NEW YORK, May 19, 2026, 16:37 (EDT)
- Alphabet Class A stock traded at $387.66 soon after the U.S. market closed, off $9.19, or 2.3%.
- Google used I/O to pitch lower-cost Gemini models, bring AI agents into Search and roll out new paid AI subscription options.
- Alphabet is getting a new way into AI infrastructure with a $5 billion TPU cloud project backed by Blackstone. But expectations are high.
Alphabet shares edged lower Tuesday. Investors looked past Google I/O launches and a fresh Blackstone-backed AI cloud announcement, with the stock seen as already reflecting big gains in Google’s AI position.
Alphabet Class A stock last traded at $387.66 at 4:21 p.m. EDT, off $9.19 from its previous close, after hitting an intraday high of $401.71. The company’s market cap was around $4.70 trillion.
Timing is key. Alphabet, once viewed as behind in AI by Wall Street, is now seen as a core AI infrastructure play, driven by strong Google Cloud numbers and its in-house AI chips. For the April quarter, Alphabet posted a 22% rise in revenue to $109.9 billion. Google Cloud revenue soared 63% to $20.0 billion.
Google on Tuesday pushed to keep users on Search, get developers to use Gemini, and convince business customers its AI is cheaper to run. At I/O, the company brought AI agents to Search and introduced Gemini 3.5 Flash, a version built for faster, cheaper coding and automation tasks. “When people use our AI-powered features in search, they use search more,” CEO Sundar Pichai said. Reuters
Google lowered the price of its top AI Ultra plan to $200 a month, down from $250, and rolled out a $100-a-month option targeting developers and heavy users. Gemini Spark, a 24-hour agent meant to work across Google products, is set for trusted testers this week and will be available to U.S. AI Ultra beta users next week, the company said.
Gemini 3.5 Pro isn’t live yet. Google said it has released 3.5 Flash for the Gemini app, AI Mode in Search, along with developer and enterprise tools, but said 3.5 Pro is still internal and should arrive next month.

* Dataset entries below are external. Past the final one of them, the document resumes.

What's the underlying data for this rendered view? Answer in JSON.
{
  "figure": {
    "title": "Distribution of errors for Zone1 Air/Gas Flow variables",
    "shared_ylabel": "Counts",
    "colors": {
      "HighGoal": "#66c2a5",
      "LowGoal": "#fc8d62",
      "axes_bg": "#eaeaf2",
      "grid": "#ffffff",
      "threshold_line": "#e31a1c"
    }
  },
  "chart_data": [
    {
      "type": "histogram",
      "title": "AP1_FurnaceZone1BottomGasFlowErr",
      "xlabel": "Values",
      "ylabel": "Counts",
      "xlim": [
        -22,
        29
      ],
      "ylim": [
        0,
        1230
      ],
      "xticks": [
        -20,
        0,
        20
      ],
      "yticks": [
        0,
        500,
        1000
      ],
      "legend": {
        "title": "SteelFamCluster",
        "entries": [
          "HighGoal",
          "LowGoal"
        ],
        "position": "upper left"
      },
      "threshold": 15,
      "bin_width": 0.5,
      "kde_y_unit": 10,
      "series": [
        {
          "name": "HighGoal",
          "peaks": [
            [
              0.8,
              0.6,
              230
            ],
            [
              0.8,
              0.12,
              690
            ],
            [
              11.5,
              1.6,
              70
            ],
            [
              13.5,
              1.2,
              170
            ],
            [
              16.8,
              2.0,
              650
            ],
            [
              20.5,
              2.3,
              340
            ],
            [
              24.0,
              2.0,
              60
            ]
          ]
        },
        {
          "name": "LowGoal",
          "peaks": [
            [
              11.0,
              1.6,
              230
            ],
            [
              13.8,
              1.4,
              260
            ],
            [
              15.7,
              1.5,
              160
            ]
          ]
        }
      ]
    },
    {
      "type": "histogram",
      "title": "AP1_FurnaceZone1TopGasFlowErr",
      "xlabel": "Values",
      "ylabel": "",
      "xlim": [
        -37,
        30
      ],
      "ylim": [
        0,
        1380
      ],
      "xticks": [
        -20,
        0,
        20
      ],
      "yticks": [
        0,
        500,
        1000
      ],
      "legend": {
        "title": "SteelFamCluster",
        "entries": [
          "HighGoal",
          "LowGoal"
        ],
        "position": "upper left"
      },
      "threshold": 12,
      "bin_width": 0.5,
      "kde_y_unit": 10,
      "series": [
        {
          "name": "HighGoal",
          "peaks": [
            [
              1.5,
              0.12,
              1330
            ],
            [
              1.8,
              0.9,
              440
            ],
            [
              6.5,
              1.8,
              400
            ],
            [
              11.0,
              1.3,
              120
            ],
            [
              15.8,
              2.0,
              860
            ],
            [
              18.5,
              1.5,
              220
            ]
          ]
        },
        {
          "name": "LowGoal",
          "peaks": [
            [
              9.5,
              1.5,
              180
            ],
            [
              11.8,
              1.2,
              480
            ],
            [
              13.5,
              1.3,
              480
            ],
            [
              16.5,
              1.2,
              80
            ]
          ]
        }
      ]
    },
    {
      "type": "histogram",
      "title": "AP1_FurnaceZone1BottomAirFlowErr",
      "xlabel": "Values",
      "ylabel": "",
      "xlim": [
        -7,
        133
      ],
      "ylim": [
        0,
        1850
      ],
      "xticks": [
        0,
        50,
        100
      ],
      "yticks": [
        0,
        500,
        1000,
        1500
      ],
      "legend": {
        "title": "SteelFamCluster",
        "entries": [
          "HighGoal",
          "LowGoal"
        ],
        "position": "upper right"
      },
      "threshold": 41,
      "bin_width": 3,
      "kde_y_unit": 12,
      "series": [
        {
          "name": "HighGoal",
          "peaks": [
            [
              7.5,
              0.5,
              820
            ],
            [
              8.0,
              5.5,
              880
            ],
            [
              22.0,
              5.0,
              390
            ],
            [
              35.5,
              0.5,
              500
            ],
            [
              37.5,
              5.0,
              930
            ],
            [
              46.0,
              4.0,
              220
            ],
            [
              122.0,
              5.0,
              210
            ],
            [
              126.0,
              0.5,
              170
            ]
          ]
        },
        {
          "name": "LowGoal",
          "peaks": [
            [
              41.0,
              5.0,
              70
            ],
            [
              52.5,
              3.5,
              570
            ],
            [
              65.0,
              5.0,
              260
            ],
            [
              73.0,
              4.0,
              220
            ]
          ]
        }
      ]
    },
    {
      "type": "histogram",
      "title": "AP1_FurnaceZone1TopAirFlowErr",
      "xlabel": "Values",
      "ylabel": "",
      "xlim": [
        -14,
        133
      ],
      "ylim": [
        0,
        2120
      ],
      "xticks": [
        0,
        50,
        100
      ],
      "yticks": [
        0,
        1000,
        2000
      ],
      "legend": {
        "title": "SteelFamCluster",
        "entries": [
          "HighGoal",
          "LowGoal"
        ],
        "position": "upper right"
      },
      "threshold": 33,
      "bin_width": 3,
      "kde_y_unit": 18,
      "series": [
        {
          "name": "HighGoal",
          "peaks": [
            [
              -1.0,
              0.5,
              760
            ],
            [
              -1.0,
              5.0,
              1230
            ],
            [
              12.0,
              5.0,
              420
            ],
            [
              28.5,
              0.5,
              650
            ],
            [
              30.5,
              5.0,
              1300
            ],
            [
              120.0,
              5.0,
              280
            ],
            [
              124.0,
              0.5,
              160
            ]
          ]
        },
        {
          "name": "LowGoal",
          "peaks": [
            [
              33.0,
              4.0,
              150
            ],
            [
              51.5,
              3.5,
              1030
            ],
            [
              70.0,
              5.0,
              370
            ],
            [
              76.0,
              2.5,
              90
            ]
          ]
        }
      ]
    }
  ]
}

Some I/O attendees reacted with groans after Sundar Pichai told them, “Give us until next month,” according to Business Insider, following hopes that the Pro model would launch at the conference. That left a small gap in the day’s message. Business Insider
Blackstone on Monday said it plans to put up $5 billion in equity for a new U.S. venture with Google. The partnership aims to provide data center space and access to Google’s TPUs as a “compute-as-a-service” product, letting customers rent AI compute power instead of buying hardware. The first 500 megawatts of capacity is targeted for 2027. Blackstone
Google’s TPUs are custom chips for AI training and inference. Blackstone President Jon Gray said the expansion is a “generational opportunity.” Google Cloud CEO Thomas Kurian said the joint venture “helps meet growing demand for TPUs.” Blackstone
Alphabet is stepping up pressure on Nvidia in AI computing and is taking aim at OpenAI and Anthropic for enterprise AI jobs. Reuters quoted AI and supply-chain consultant Brittain Ladd, who called the move “a high-quality bet on sustainable growth in AI infrastructure.” Reuters
But the risk story is familiar here. Bank of America analyst Justin Post said before I/O that the bar was high and “AI surprises” were needed for more multiple expansion. Analysts also cited risks like search traffic moving to rival AI services, lagging large language model rollout in Search, regulatory overhang in the EU, and higher capex, with more money going into chips and data centers. TheStreet
Alphabet is telling investors the search business will hold up against AI, while also pitching Google’s own chips, cloud and reach as the base for bigger AI sales. Shares on Tuesday showed the market wants more evidence, not just new features.